José Utrera Molina, hombre de una época en la que el honor era seña de identidad en España



José Utrera Molina. /Foto: elperiodico.com.

Javier García Isac. Director de Radio Ya.

Falleció un gran hombre, un valiente que siempre llevo como bandera la lealtad y la fidelidad. Falleció una gran persona, un ser inimitable, autentico, extraordinario, de los que dejan huella, de los que marcan. Falleció José Utrera Molina. Una vida sin atajos, una vida limpia, sin tachaduras, sin nada en el “debe”, todo en el “haber”, buen amigo, mejor persona.

Pepe era un hombre de honor, de los que no abundan, un hombre bueno, dialogante, conciliador. Intransigente con la maldad, la cobardía y la traición. Orgulloso de su pasado y de su presente, orgulloso de su familia, de sus hijos, de sus amigos.

No pretendo yo aquí glosar sus muchos méritos políticos y sociales, no pretendo resumir en unas líneas todo lo que hizo por muchos españoles necesitados allí donde fue destinado, primero como Gobernador Civil de Ciudad Real, después de Burgos y por fin de Sevilla, ni siquiera pretendo destacar su talla como ministro de la vivienda y posteriormente ministro secretario general del movimiento. Sería demasiado pretencioso intentar resumir toda una vida al servicio de España en unas pocas palabras, en un solo artículo.

Su fidelidad inquebrantable no le impidió cuestionar al mismísimo Franco cuando este decidió que su sucesor en la Jefatura del Estado fuese el actual rey emérito Juan Carlos I. Pepe era un visionario e intuía que el emérito rompería su juramento a las leyes fundamentales del estado.

Durante la transición, Pepe vio como muchos de sus compañeros y camaradas huían y abandonaban un barco que ellos mismos estaban ayudando a hundir.
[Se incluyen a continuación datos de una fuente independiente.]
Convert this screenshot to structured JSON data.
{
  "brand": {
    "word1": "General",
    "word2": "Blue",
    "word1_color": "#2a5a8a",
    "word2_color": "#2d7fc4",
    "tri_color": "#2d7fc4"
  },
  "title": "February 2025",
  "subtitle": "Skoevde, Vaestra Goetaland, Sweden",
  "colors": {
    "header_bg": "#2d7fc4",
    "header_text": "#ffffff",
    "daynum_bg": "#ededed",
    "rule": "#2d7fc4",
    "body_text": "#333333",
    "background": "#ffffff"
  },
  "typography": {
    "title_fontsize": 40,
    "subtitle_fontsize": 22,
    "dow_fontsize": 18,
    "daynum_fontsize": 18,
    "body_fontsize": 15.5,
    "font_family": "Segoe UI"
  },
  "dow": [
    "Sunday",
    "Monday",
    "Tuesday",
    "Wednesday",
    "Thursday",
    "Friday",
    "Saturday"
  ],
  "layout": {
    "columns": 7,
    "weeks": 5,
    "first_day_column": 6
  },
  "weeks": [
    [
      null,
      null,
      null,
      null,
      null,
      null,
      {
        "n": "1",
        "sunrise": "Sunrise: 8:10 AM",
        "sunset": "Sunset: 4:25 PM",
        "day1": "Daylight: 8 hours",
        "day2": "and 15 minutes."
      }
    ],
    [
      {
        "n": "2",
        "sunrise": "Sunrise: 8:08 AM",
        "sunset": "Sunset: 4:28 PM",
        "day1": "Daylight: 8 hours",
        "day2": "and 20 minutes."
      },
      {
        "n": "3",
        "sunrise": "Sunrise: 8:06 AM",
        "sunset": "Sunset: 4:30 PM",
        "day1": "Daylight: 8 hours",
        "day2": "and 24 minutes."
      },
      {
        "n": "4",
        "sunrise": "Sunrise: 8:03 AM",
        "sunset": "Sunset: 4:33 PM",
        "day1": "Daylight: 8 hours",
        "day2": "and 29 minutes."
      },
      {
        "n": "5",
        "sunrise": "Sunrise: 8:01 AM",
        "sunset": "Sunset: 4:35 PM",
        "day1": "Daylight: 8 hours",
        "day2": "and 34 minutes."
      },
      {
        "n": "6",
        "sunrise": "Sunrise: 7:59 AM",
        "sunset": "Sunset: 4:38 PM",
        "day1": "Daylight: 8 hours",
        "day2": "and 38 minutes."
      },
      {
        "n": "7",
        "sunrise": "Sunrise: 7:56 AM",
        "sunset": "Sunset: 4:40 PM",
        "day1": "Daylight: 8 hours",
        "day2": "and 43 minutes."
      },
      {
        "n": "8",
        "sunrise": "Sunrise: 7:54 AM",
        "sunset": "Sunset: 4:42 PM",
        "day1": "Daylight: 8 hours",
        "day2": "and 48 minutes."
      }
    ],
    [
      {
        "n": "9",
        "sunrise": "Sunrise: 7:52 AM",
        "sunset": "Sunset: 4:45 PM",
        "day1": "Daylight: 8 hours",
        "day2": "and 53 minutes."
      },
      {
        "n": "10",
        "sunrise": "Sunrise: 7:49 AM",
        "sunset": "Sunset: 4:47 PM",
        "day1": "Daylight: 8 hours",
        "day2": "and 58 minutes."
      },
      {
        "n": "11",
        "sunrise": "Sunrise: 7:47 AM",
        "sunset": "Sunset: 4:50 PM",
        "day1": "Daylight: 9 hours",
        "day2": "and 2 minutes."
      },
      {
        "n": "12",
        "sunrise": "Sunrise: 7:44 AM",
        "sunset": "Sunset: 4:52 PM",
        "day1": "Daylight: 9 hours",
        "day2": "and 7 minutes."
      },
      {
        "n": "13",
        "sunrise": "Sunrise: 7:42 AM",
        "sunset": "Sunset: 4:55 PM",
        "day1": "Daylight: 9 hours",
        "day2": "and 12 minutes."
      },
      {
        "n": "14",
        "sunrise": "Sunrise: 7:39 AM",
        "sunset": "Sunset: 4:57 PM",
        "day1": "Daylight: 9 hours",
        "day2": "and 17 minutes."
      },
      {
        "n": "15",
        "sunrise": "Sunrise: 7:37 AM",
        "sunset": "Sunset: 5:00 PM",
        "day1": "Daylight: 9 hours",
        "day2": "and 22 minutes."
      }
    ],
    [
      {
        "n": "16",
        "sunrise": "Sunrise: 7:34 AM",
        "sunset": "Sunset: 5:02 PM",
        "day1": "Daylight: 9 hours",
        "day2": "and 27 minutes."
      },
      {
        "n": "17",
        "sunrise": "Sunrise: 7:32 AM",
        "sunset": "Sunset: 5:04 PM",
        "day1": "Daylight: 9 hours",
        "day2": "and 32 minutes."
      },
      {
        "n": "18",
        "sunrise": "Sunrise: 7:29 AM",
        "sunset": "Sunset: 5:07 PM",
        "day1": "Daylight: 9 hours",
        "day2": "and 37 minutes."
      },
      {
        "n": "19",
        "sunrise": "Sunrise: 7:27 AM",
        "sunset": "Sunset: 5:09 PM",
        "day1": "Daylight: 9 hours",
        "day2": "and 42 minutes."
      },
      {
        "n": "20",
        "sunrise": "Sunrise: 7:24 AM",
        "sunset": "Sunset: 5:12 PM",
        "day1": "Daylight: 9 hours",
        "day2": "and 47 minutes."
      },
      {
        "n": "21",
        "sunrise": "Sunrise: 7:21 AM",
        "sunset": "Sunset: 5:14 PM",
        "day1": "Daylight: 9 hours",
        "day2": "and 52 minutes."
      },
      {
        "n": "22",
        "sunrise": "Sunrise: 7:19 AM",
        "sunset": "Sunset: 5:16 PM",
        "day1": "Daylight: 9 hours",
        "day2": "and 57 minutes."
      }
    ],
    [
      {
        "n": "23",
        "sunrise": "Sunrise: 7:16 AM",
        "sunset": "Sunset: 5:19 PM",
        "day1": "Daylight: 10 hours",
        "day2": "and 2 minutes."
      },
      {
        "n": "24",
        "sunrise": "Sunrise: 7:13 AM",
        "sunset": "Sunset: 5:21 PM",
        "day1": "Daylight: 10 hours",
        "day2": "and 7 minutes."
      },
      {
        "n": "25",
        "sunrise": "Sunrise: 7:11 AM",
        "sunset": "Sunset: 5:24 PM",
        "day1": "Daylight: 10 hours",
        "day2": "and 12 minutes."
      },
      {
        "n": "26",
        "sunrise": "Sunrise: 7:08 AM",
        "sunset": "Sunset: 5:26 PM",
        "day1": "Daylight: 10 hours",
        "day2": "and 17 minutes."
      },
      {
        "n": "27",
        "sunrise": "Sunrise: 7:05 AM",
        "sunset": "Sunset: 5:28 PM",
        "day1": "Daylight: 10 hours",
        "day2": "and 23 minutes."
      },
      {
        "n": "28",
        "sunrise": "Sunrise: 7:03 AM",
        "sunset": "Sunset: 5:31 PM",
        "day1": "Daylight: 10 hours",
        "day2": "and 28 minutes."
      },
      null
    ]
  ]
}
Pepe se mantuvo fiel, fuerte “sin cambiar de bandera”, “sin cambiar de chaqueta”. Negándose a disfrutar de privilegios a costa de los presupuestos del estado, negándose a convertirse en lo que ahora conocemos como casta política. Su ideología falangista marca toda una vida y plasma en su obra, una honda preocupación social que le acompañaría siempre. Este pensamiento supo compaginarlo perfectamente con su fidelidad sin fisuras hacia el General Franco, con el que mantuvo una estrecha relación y de la contaba divertidas anécdotas como cuando Franco le dijo: Usted haga como yo, no se meta en política, o al ser destinado a Ciudad Real, Franco le confesó, si yo fuera Usted, me encantaría ir a Ciudad Real, y a la pregunta de por qué, Franco le confeso, porque allí está todo por hacer…

Siempre lúcido, siempre activo, fue de las voces más críticas con la mal llamada ley de la memoria histórica. El mismo sufrió las insidias y las mentiras de esta perversa ley y a pesar de las muchas protestas y quejas de la ciudadanía, le fue retirada la medalla honor de su querida Sevilla. Los ignorantes piensan que basta con quitar una medalla, una calle, una placa, un monumento, para borrar la grandeza de un pensamiento, la grandeza de una persona, el recuerdo de una idea. El que los miserables de ahora le nieguen el reconocimiento que Pepe Utrera Molina merece, solo hace si cabe, engrandecer más su figura, su prestigio, su imagen.

Descanse en paz Don Jose Utrera Molina. Ahora está en el cielo junto a todos aquellos a los que siempre se mantuvo fiel y leal. Querido amigo, a nosotros solo nos queda mantener vivo tú recuerdo, tú imagen y tú obra. Querido Pepe tu ejemplo perdurará por encima de los mediocres y pusilánimes de los tiempos que nos han tocado vivir y que desconocen que hubo una época en que el honor y la verdad era la seña de identidad de la mayoría de los españoles.